— Что это на тебя нашло? — спросила она со своей обычной невозмутимостью. — Вот дуролом-то!
Но видно было, что она не рассердилась.
— А почему бы мне не поцеловать тебя, раз уж мне захотелось? — весело возразил Марсиаль. — Я счастлив, что я здесь, погода прекрасная, ты накормила нас превосходным обедом…
Дельфина просияла. Все заулыбались, и Марсиаль снова накинулся на обильные яства, смакуя их с торжественной растроганностью, точно причащался священной трапезе жизни.
Как-то вечером вскоре после возвращения в Париж Дельфина в спальне сказала Марсиалю, что прочла письмо, адресованное их дочери.
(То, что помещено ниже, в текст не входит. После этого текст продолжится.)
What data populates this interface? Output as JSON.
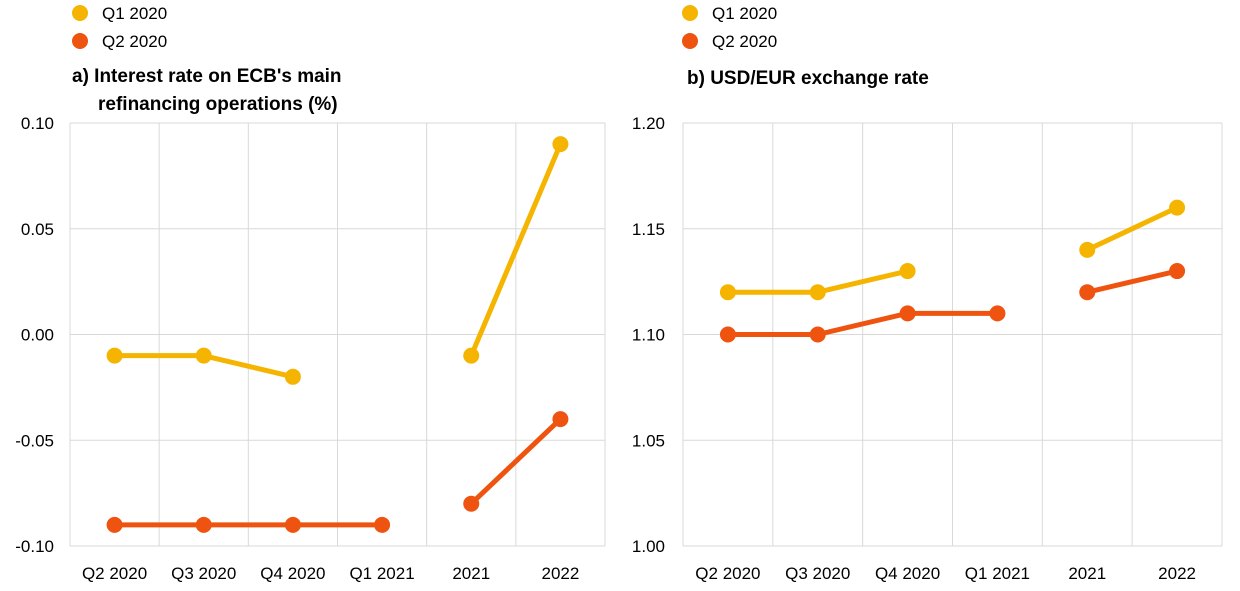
{
  "chart_data": [
    {
      "type": "line",
      "title": "a) Interest rate on ECB's main",
      "title_line2": "refinancing operations (%)",
      "categories": [
        "Q2 2020",
        "Q3 2020",
        "Q4 2020",
        "Q1 2021",
        "2021",
        "2022"
      ],
      "ylim": [
        -0.1,
        0.1
      ],
      "yticks": [
        "0.10",
        "0.05",
        "0.00",
        "-0.05",
        "-0.10"
      ],
      "legend": [
        "Q1 2020",
        "Q2 2020"
      ],
      "series": [
        {
          "name": "Q1 2020",
          "color": "#f5b400",
          "values": [
            -0.01,
            -0.01,
            -0.02,
            null,
            -0.01,
            0.09
          ]
        },
        {
          "name": "Q2 2020",
          "color": "#ee5410",
          "values": [
            -0.09,
            -0.09,
            -0.09,
            -0.09,
            -0.08,
            -0.04
          ]
        }
      ]
    },
    {
      "type": "line",
      "title": "b) USD/EUR exchange rate",
      "title_line2": "",
      "categories": [
        "Q2 2020",
        "Q3 2020",
        "Q4 2020",
        "Q1 2021",
        "2021",
        "2022"
      ],
      "ylim": [
        1.0,
        1.2
      ],
      "yticks": [
        "1.20",
        "1.15",
        "1.10",
        "1.05",
        "1.00"
      ],
      "legend": [
        "Q1 2020",
        "Q2 2020"
      ],
      "series": [
        {
          "name": "Q1 2020",
          "color": "#f5b400",
          "values": [
            1.12,
            1.12,
            1.13,
            null,
            1.14,
            1.16
          ]
        },
        {
          "name": "Q2 2020",
          "color": "#ee5410",
          "values": [
            1.1,
            1.1,
            1.11,
            1.11,
            1.12,
            1.13
          ]
        }
      ]
    }
  ]
}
Она прибирала в комнате Иветты, и это письмо попалось ей на глаза. Текст был настолько короток, что Дельфина успела его прочесть, прежде чем сообразила, что совершает нескромность. «Дорогая, этой ночью в моем сердце вспыхнуло солнце. Люблю, люблю, люблю…» Это слово было повторено двенадцать раз. Дельфина сосчитала. Вместо подписи — одна только буква Р.
— От кого оно? — спросил Марсиаль, заметно помрачнев.
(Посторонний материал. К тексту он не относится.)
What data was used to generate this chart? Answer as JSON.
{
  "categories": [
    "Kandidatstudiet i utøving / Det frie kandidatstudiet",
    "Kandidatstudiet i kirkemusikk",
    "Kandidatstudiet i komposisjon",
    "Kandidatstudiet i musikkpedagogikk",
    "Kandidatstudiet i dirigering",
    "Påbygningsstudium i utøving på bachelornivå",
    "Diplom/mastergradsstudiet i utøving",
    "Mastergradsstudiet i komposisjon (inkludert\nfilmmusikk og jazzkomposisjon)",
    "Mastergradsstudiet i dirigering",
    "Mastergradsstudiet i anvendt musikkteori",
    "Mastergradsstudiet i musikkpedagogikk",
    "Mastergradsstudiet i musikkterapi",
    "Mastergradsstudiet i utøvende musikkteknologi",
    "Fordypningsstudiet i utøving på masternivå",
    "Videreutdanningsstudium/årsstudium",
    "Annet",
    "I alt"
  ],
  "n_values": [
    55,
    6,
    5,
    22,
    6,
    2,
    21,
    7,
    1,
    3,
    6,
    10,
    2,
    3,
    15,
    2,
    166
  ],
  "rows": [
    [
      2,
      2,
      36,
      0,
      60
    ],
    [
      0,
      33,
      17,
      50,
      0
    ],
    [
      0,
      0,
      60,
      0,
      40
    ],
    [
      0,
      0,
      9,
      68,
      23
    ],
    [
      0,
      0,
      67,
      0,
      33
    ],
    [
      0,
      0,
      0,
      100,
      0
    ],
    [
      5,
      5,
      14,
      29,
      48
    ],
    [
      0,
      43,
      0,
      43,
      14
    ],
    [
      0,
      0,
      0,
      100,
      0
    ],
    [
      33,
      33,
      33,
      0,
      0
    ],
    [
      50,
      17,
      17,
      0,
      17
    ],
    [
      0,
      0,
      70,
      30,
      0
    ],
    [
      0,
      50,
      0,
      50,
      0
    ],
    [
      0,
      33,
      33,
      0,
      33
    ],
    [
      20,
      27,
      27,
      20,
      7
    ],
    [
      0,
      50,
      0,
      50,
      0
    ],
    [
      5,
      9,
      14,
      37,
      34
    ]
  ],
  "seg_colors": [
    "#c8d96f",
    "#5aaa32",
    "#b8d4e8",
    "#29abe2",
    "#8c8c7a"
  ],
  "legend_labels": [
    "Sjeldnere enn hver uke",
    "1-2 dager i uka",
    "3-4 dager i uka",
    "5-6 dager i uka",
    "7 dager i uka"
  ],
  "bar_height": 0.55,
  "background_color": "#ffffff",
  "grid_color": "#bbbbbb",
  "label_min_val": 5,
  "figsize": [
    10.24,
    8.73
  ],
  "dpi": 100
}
— Наверное, от Реми Вьерона.
— Опять этот тип! А я-то думал, что они просто приятели, что у них общая компания… Так ты считаешь, что он ее любовник?
— Из-за того, что он обращается к ней «дорогая»? Они все так зовут друг друга, такая теперь мода. Разве узнаешь правду? Судя по записке, между ними что-то есть, но…
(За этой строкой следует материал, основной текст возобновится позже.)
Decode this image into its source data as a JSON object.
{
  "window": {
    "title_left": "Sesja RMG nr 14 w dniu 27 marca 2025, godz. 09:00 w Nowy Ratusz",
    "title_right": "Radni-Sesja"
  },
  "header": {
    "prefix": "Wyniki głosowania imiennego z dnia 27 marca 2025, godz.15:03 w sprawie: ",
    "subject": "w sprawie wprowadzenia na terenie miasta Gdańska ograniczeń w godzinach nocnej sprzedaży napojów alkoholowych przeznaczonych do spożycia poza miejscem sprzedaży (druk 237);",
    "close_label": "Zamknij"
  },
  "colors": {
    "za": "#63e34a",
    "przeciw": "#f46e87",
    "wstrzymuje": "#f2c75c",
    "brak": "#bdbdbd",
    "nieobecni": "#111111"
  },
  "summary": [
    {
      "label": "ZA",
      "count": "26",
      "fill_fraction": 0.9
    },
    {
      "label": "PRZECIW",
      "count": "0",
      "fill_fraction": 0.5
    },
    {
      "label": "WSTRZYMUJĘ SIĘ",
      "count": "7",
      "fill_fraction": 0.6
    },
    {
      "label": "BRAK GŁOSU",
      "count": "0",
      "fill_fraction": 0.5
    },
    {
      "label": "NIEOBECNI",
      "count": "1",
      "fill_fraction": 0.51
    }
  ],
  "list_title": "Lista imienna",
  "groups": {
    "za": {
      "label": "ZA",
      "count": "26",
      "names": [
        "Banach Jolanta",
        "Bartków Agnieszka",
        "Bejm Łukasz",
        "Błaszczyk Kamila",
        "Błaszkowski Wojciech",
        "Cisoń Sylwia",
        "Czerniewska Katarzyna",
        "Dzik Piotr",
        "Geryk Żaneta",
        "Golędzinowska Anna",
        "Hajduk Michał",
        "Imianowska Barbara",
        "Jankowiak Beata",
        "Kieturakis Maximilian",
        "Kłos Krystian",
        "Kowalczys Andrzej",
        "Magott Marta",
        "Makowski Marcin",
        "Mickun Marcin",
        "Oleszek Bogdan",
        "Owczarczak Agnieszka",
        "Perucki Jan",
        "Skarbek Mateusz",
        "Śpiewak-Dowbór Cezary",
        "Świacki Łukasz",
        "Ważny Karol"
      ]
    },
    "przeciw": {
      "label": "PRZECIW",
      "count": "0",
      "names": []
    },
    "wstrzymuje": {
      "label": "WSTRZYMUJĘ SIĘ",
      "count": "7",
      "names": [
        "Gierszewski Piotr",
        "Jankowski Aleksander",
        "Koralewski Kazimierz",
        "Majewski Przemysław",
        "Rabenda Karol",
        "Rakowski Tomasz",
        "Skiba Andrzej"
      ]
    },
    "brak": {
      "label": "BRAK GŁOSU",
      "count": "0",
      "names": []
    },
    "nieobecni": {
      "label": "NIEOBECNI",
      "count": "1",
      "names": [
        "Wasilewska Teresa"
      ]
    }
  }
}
— Скотина! Подбирается к молоденькой девушке! Подонок! Я ему морду набью…
— Да не горячись! У тебя же нет никаких доказательств.
— Хотел бы я знать, что он хочет сказать этим «вспыхнувшим солнцем». Хорошенькая манера выражаться! От какого числа письмо?
— От 4 января. Помнишь, 3 января Иветта должна была вернуться из Межева. Наверное, они в тот же вечер встретились!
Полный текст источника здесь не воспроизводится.